Here’s another John Green vlog post I like, one March 28 but still very timely, on the subject of health insurance in the U.S. and the dismal level of conversation about it.
Passion tends to far exceed information or common sense on this subject. As I’ve mentioned before, I still hear people on the left say that we need single payer because that’s what all other developed countries have, when in fact not all do. Britain, Australia, Italy, Canada, and Taiwan all have some form of single-payer, for example, but the Netherlands, Germany, Japan, Switzerland, and Israel do not.
What other countries do tend to have is universal or near-universal coverage and lower costs, achieved partly through smarter regulation and partly through the fact that they don’t have the horrendously complicated and inefficient Rube Goldberg system we have with so many different systems in one country.
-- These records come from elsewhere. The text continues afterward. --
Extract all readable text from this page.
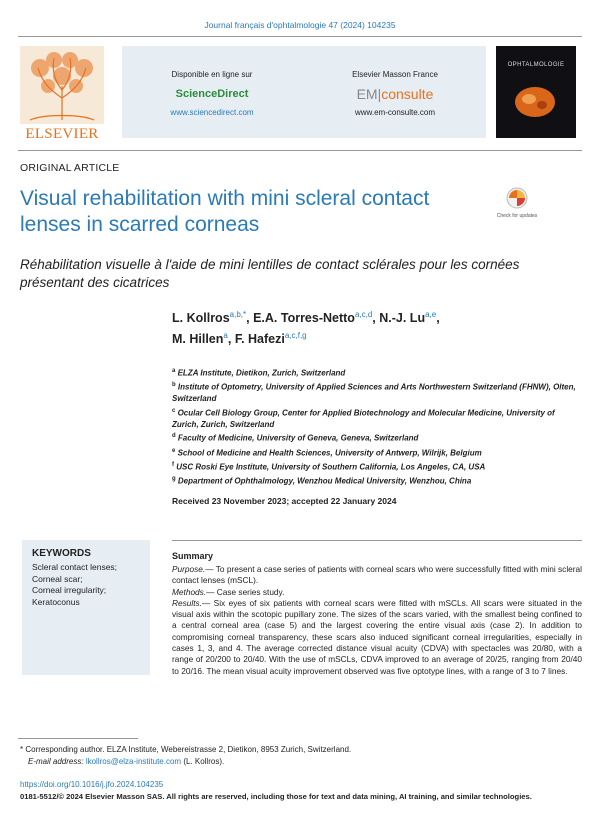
Journal français d'ophtalmologie 47 (2024) 104235
ELSEVIER
Disponible en ligne sur
ScienceDirect
www.sciencedirect.com
Elsevier Masson France
EM|consulte
www.em-consulte.com
OPHTALMOLOGIE
ORIGINAL ARTICLE
Visual rehabilitation with mini scleral contact lenses in scarred corneas	Check for updates
Réhabilitation visuelle à l'aide de mini lentilles de contact sclérales pour les cornées présentant des cicatrices
L. Kollros$^{a,b,*}$, E.A. Torres-Netto$^{a,c,d}$, N.-J. Lu$^{a,e}$,
M. Hillen$^a$, F. Hafezi$^{a,c,f,g}$
$^a$ ELZA Institute, Dietikon, Zurich, Switzerland
$^b$ Institute of Optometry, University of Applied Sciences and Arts Northwestern Switzerland (FHNW), Olten, Switzerland
$^c$ Ocular Cell Biology Group, Center for Applied Biotechnology and Molecular Medicine, University of Zurich, Zurich, Switzerland
$^d$ Faculty of Medicine, University of Geneva, Geneva, Switzerland
$^e$ School of Medicine and Health Sciences, University of Antwerp, Wilrijk, Belgium
$^f$ USC Roski Eye Institute, University of Southern California, Los Angeles, CA, USA
$^g$ Department of Ophthalmology, Wenzhou Medical University, Wenzhou, China
Received 23 November 2023; accepted 22 January 2024
KEYWORDS
Scleral contact lenses;
Corneal scar;
Corneal irregularity;
Keratoconus
Summary

Purpose.— To present a case series of patients with corneal scars who were successfully fitted with mini scleral contact lenses (mSCL).

Methods.— Case series study.

Results.— Six eyes of six patients with corneal scars were fitted with mSCLs. All scars were situated in the visual axis within the scotopic pupillary zone. The sizes of the scars varied, with the smallest being confined to a central corneal area (case 5) and the largest covering the entire visual axis (case 2). In addition to compromising corneal transparency, these scars also induced significant corneal irregularities, especially in cases 1, 3, and 4. The average corrected distance visual acuity (CDVA) with spectacles was 20/80, with a range of 20/200 to 20/40. With the use of mSCLs, CDVA improved to an average of 20/25, ranging from 20/40 to 20/16. The mean visual acuity improvement observed was five optotype lines, with a range of 3 to 7 lines.

* Corresponding author. ELZA Institute, Webereistrasse 2, Dietikon, 8953 Zurich, Switzerland.
E-mail address: lkollros@elza-institute.com (L. Kollros).
https://doi.org/10.1016/j.jfo.2024.104235
0181-5512/© 2024 Elsevier Masson SAS. All rights are reserved, including those for text and data mining, AI training, and similar technologies.
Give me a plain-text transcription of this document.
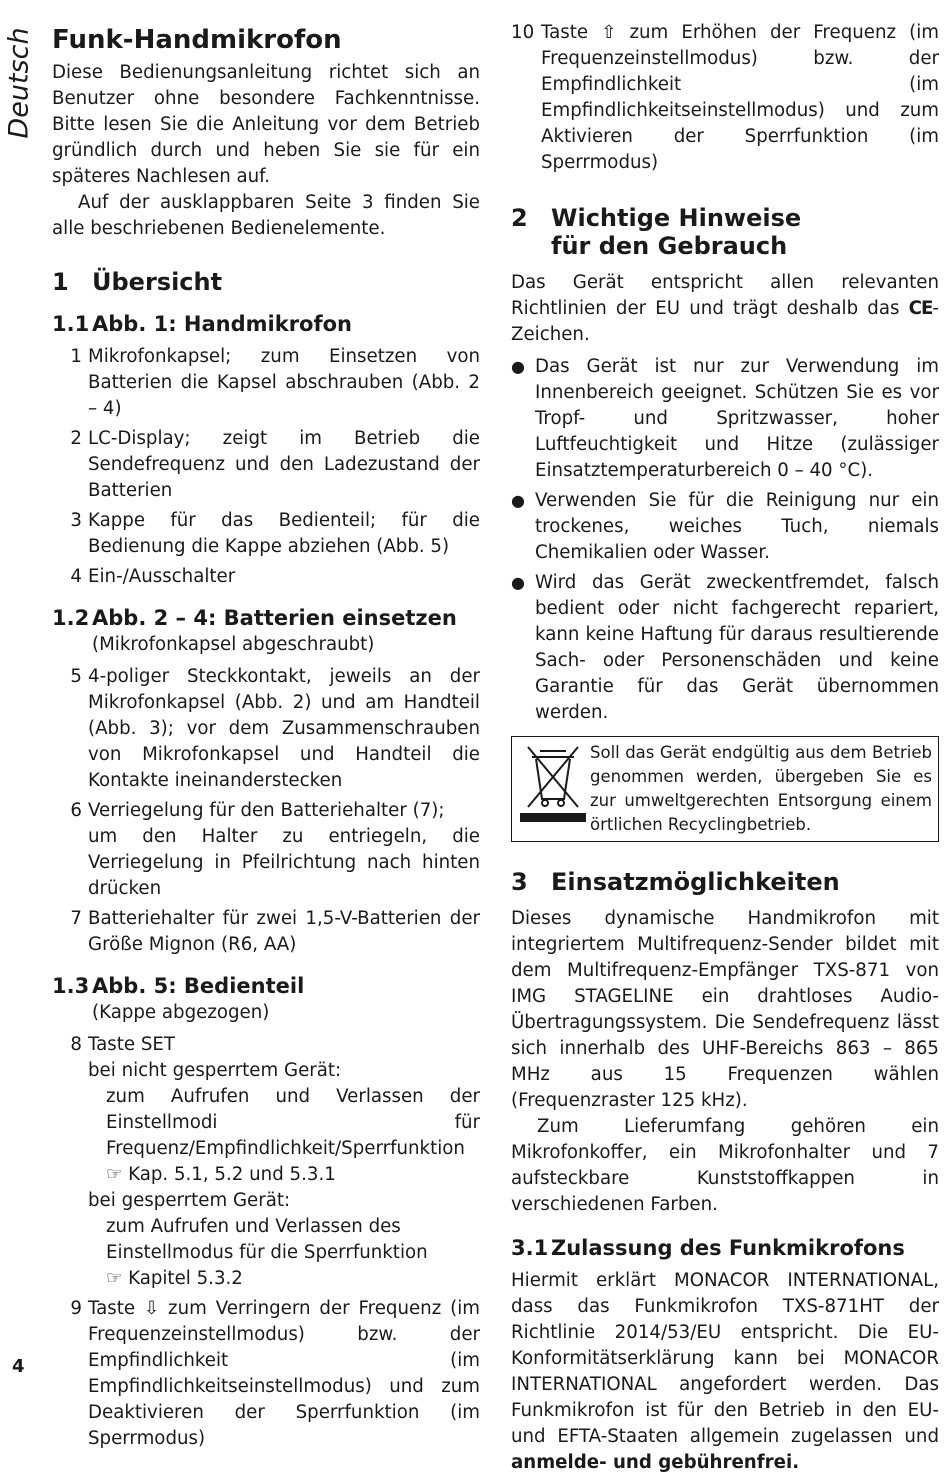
Deutsch Funk-Handmikrofon

Diese Bedienungsanleitung richtet sich an Benutzer ohne besondere Fachkenntnisse. Bitte lesen Sie die Anleitung vor dem Betrieb gründlich durch und heben Sie sie für ein späteres Nachlesen auf.

Auf der ausklappbaren Seite 3 finden Sie alle beschriebenen Bedienelemente.

1 Übersicht
1.1 Abb. 1: Handmikrofon
1 Mikrofonkapsel; zum Einsetzen von Batterien die Kapsel abschrauben (Abb. 2 – 4)
2 LC-Display; zeigt im Betrieb die Sendefrequenz und den Ladezustand der Batterien
3 Kappe für das Bedienteil; für die Bedienung die Kappe abziehen (Abb. 5)
4 Ein-/Ausschalter
1.2 Abb. 2 – 4: Batterien einsetzen
(Mikrofonkapsel abgeschraubt)
5 4-poliger Steckkontakt, jeweils an der Mikrofonkapsel (Abb. 2) und am Handteil (Abb. 3); vor dem Zusammenschrauben von Mikrofonkapsel und Handteil die Kontakte ineinanderstecken
6 Verriegelung für den Batteriehalter (7);
um den Halter zu entriegeln, die Verriegelung in Pfeilrichtung nach hinten drücken
7 Batteriehalter für zwei 1,5-V-Batterien der Größe Mignon (R6, AA)
1.3 Abb. 5: Bedienteil
(Kappe abgezogen)
8 Taste SET
bei nicht gesperrtem Gerät:
zum Aufrufen und Verlassen der Einstellmodi für Frequenz/Empfindlichkeit/Sperrfunktion ☞ Kap. 5.1, 5.2 und 5.3.1
bei gesperrtem Gerät:
zum Aufrufen und Verlassen des Einstellmodus für die Sperrfunktion
☞ Kapitel 5.3.2
9 Taste ⇩ zum Verringern der Frequenz (im Frequenzeinstellmodus) bzw. der Empfindlichkeit (im Empfindlichkeitseinstellmodus) und zum Deaktivieren der Sperrfunktion (im Sperrmodus)
10 Taste ⇧ zum Erhöhen der Frequenz (im Frequenzeinstellmodus) bzw. der Empfindlichkeit (im Empfindlichkeitseinstellmodus) und zum Aktivieren der Sperrfunktion (im Sperrmodus)
2 Wichtige Hinweise
für den Gebrauch

Das Gerät entspricht allen relevanten Richtlinien der EU und trägt deshalb das CE-Zeichen.

● Das Gerät ist nur zur Verwendung im Innenbereich geeignet. Schützen Sie es vor Tropf- und Spritzwasser, hoher Luftfeuchtigkeit und Hitze (zulässiger Einsatztemperaturbereich 0 – 40 °C).
● Verwenden Sie für die Reinigung nur ein trockenes, weiches Tuch, niemals Chemikalien oder Wasser.
● Wird das Gerät zweckentfremdet, falsch bedient oder nicht fachgerecht repariert, kann keine Haftung für daraus resultierende Sach- oder Personenschäden und keine Garantie für das Gerät übernommen werden.
Soll das Gerät endgültig aus dem Betrieb genommen werden, übergeben Sie es zur umweltgerechten Entsorgung einem örtlichen Recyclingbetrieb.
3 Einsatzmöglichkeiten

Dieses dynamische Handmikrofon mit integriertem Multifrequenz-Sender bildet mit dem Multifrequenz-Empfänger TXS-871 von IMG STAGELINE ein drahtloses Audio-Übertragungssystem. Die Sendefrequenz lässt sich innerhalb des UHF-Bereichs 863 – 865 MHz aus 15 Frequenzen wählen (Frequenzraster 125 kHz).

Zum Lieferumfang gehören ein Mikrofonkoffer, ein Mikrofonhalter und 7 aufsteckbare Kunststoffkappen in verschiedenen Farben.

3.1 Zulassung des Funkmikrofons

Hiermit erklärt MONACOR INTERNATIONAL, dass das Funkmikrofon TXS-871HT der Richtlinie 2014/53/EU entspricht. Die EU-Konformitätserklärung kann bei MONACOR INTERNATIONAL angefordert werden. Das Funkmikrofon ist für den Betrieb in den EU- und EFTA-Staaten allgemein zugelassen und anmelde- und gebührenfrei.

4
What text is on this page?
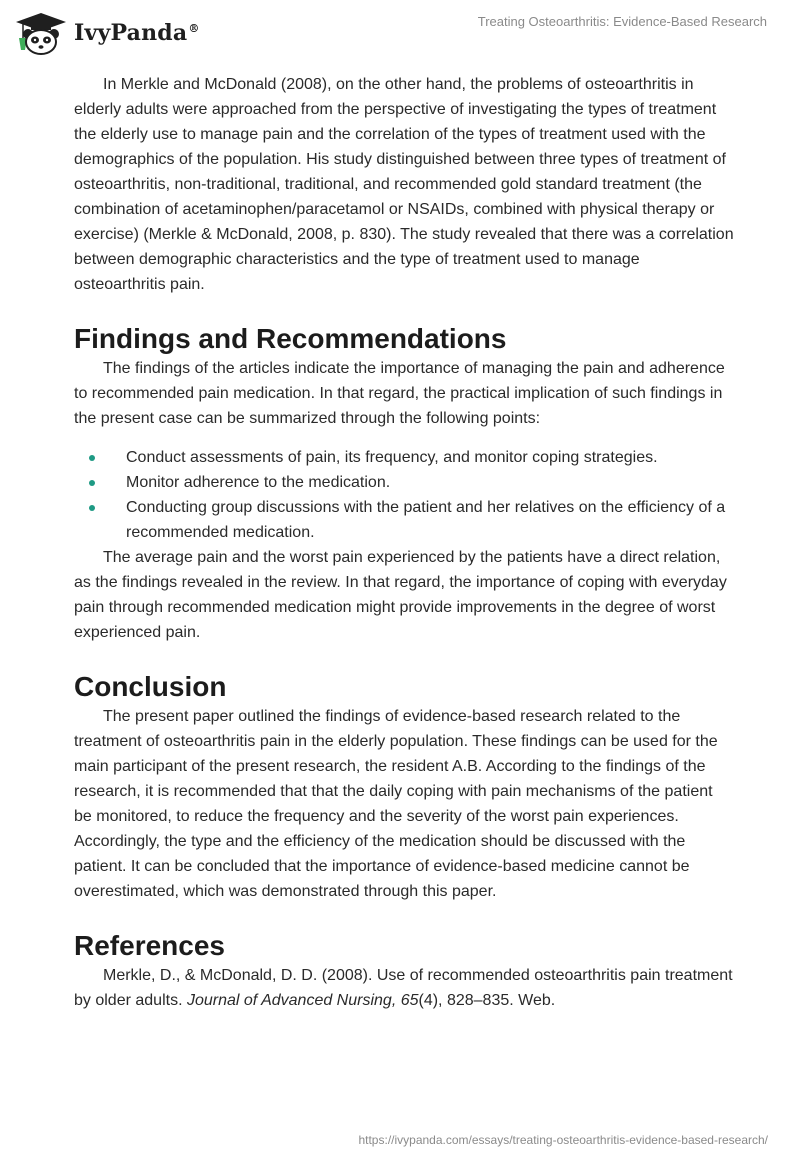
IvyPanda®	Treating Osteoarthritis: Evidence-Based Research

In Merkle and McDonald (2008), on the other hand, the problems of osteoarthritis in elderly adults were approached from the perspective of investigating the types of treatment the elderly use to manage pain and the correlation of the types of treatment used with the demographics of the population. His study distinguished between three types of treatment of osteoarthritis, non-traditional, traditional, and recommended gold standard treatment (the combination of acetaminophen/paracetamol or NSAIDs, combined with physical therapy or exercise) (Merkle & McDonald, 2008, p. 830). The study revealed that there was a correlation between demographic characteristics and the type of treatment used to manage osteoarthritis pain.

Findings and Recommendations

The findings of the articles indicate the importance of managing the pain and adherence to recommended pain medication. In that regard, the practical implication of such findings in the present case can be summarized through the following points:

Conduct assessments of pain, its frequency, and monitor coping strategies.
Monitor adherence to the medication.
Conducting group discussions with the patient and her relatives on the efficiency of a recommended medication.

The average pain and the worst pain experienced by the patients have a direct relation, as the findings revealed in the review. In that regard, the importance of coping with everyday pain through recommended medication might provide improvements in the degree of worst experienced pain.

Conclusion

The present paper outlined the findings of evidence-based research related to the treatment of osteoarthritis pain in the elderly population. These findings can be used for the main participant of the present research, the resident A.B. According to the findings of the research, it is recommended that that the daily coping with pain mechanisms of the patient be monitored, to reduce the frequency and the severity of the worst pain experiences. Accordingly, the type and the efficiency of the medication should be discussed with the patient. It can be concluded that the importance of evidence-based medicine cannot be overestimated, which was demonstrated through this paper.

References

Merkle, D., & McDonald, D. D. (2008). Use of recommended osteoarthritis pain treatment by older adults. Journal of Advanced Nursing, 65(4), 828–835. Web.

https://ivypanda.com/essays/treating-osteoarthritis-evidence-based-research/
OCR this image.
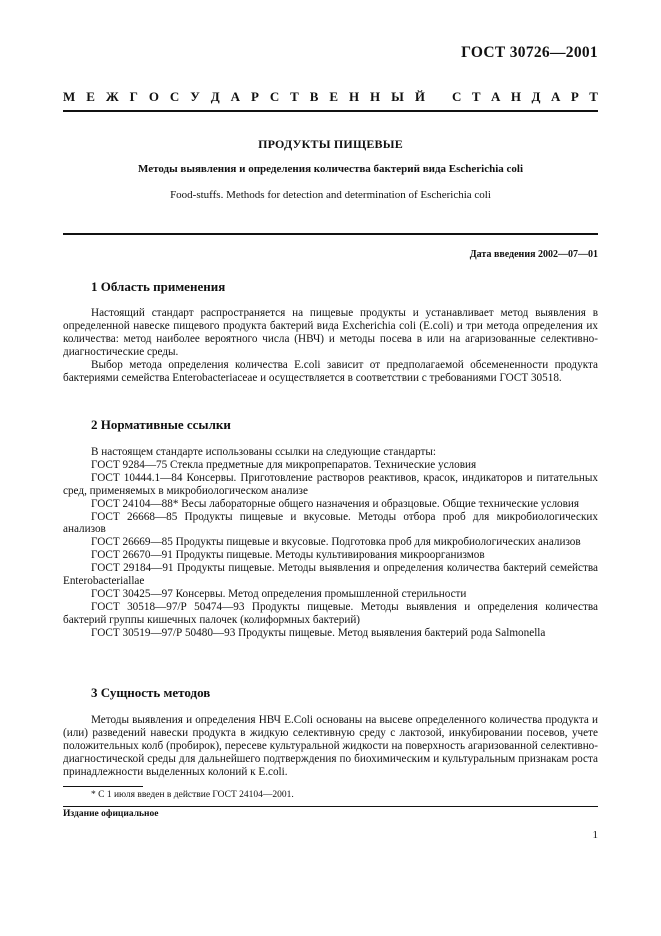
ГОСТ 30726—2001
М Е Ж Г О С У Д А Р С Т В Е Н Н Ы Й С Т А Н Д А Р Т
ПРОДУКТЫ ПИЩЕВЫЕ
Методы выявления и определения количества бактерий вида Escherichia coli
Food-stuffs. Methods for detection and determination of Escherichia coli
Дата введения 2002—07—01
1 Область применения

Настоящий стандарт распространяется на пищевые продукты и устанавливает метод выявления в определенной навеске пищевого продукта бактерий вида Excherichia coli (E.coli) и три метода определения их количества: метод наиболее вероятного числа (НВЧ) и методы посева в или на агаризованные селективно-диагностические среды.

Выбор метода определения количества E.coli зависит от предполагаемой обсемененности продукта бактериями семейства Enterobacteriaceae и осуществляется в соответствии с требованиями ГОСТ 30518.

2 Нормативные ссылки

В настоящем стандарте использованы ссылки на следующие стандарты:

ГОСТ 9284—75 Стекла предметные для микропрепаратов. Технические условия

ГОСТ 10444.1—84 Консервы. Приготовление растворов реактивов, красок, индикаторов и питательных сред, применяемых в микробиологическом анализе

ГОСТ 24104—88* Весы лабораторные общего назначения и образцовые. Общие технические условия

ГОСТ 26668—85 Продукты пищевые и вкусовые. Методы отбора проб для микробиологических анализов

ГОСТ 26669—85 Продукты пищевые и вкусовые. Подготовка проб для микробиологических анализов

ГОСТ 26670—91 Продукты пищевые. Методы культивирования микроорганизмов

ГОСТ 29184—91 Продукты пищевые. Методы выявления и определения количества бактерий семейства Enterobacteriallae

ГОСТ 30425—97 Консервы. Метод определения промышленной стерильности

ГОСТ 30518—97/Р 50474—93 Продукты пищевые. Методы выявления и определения количества бактерий группы кишечных палочек (колиформных бактерий)

ГОСТ 30519—97/Р 50480—93 Продукты пищевые. Метод выявления бактерий рода Salmonella

3 Сущность методов

Методы выявления и определения НВЧ E.Coli основаны на высеве определенного количества продукта и (или) разведений навески продукта в жидкую селективную среду с лактозой, инкубировании посевов, учете положительных колб (пробирок), пересеве культуральной жидкости на поверхность агаризованной селективно-диагностической среды для дальнейшего подтверждения по биохимическим и культуральным признакам роста принадлежности выделенных колоний к E.coli.

* С 1 июля введен в действие ГОСТ 24104—2001.
Издание официальное
1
U.S. Medicare, for example, is a complex mix of insurance systems with public and private components. There’s basis Medicare Part A that provides coverage for hospital bills, optional Part B that covers doctor bills and the like, Part D that’s subsidized drug coverage through multiple private insurance companies, Part C (Medicare Advantage) that’s subsidized private insurance as an alternative to Part A and B and often also Part D, and there’s private Medigap insurance, heavily regulated but not subsidized, for paying some of all of what the government part of Medicare doesn’t pay, and can’t be used with Medicare Part C.
Meanwhile, the main thing people on the right seem to know about the Affordable Care Act (Obamacare) is that it’s bad and awful because it has something to do with the government. The number of misconceptions about it is amazing. I just had a discussion with an intelligent person who nonetheless mistakenly thought the out-of-pocket spending limit found on Obamacare policies was a spending limit on what insurance companies paid. In fact it’s a limit on what their customers pay. Obamacare certainly has its flaws (see this earlier post for one doctor’s ideas on how to improve it), but it’s amazing how much worse the Republican alternative passed by the House of Representatives is. Trump had promised insurance with lower premiums and deductibles and better coverage, and he ended up endorsing a House bill that’s would be close to the opposite of that for most people.